A healthy relationship solves conflicts and real issues facing it. A toxic one covers the issues with superficial pleasures like going on outings and buying something nice for each other. Not only does it brush the real problem under the rug (where it will always re-emerge from even worse the next time), but it sets an unhealthy precedent within the relationship.
Imagine that whenever a woman gets angry at her boyfriend/husband, the man ‘solves’ the issue by buying the woman something nice, or taking her to a nice restaurant or something. Not only does this give the woman unconscious incentive to find more reasons to be upset with the man, but it also gives the man absolutely no incentive to actually be accountable for the problems in the relationship.
You just end up with a man who feels like a cash machine, and an incessantly bitter woman who feels unheard. Doesn’t solve anything, does it? Communication is the real deal here. Deal with the problem. If it’s a broken trust, talk about what it will take to rebuild it. Someone feels ignored or unappreciated? Talk about ways to restore those feelings of appreciation. There’s nothing wrong with doing nice things for a significant other after a fight to show solidarity and to reaffirm commitment.
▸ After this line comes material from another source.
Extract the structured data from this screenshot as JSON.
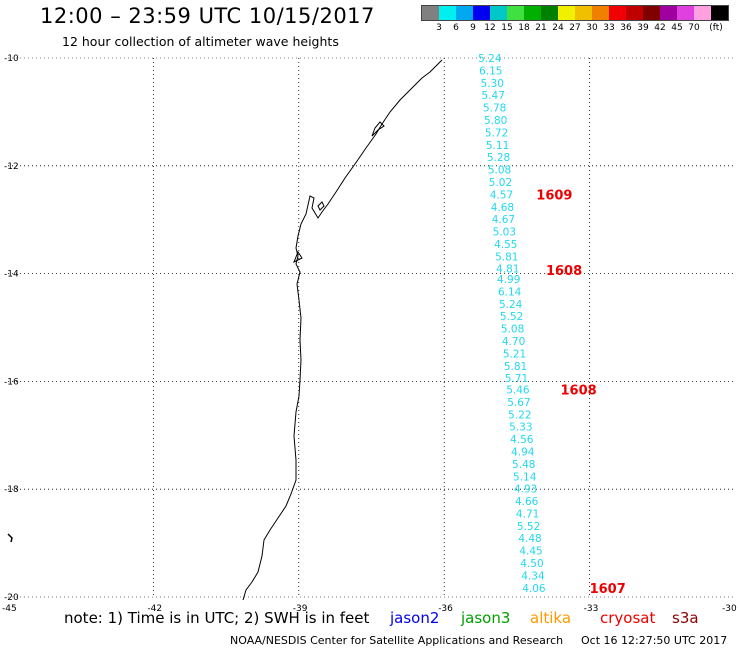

But one should never use gifts or fancy things to replace dealing with the underlying emotional issues.
Respect, in my opinion, carries a relationship far than the love shared. It’s even weird and sound absurd to ‘claim to love someone and blatantly disrespect them’. Love and disrespect does not go hand in hand. You respect people you love and anyone who is respected wants to show more love in return.
When a woman feels loved, she gives more respect to the man and a man who feels respected goes out of his way to shower more love. When one partner feels superior and sees himself/herself as doing the other person a ‘favour’ by remaining in the union, arrogance will set in soon. Having respect for each other does not entail saying yes to every whim and caprice of the other. You can disagree with things but the manner of your disagreement will speak of the level of respect you hold for him/her. Respect is an all-time secret of happy healthy relationships.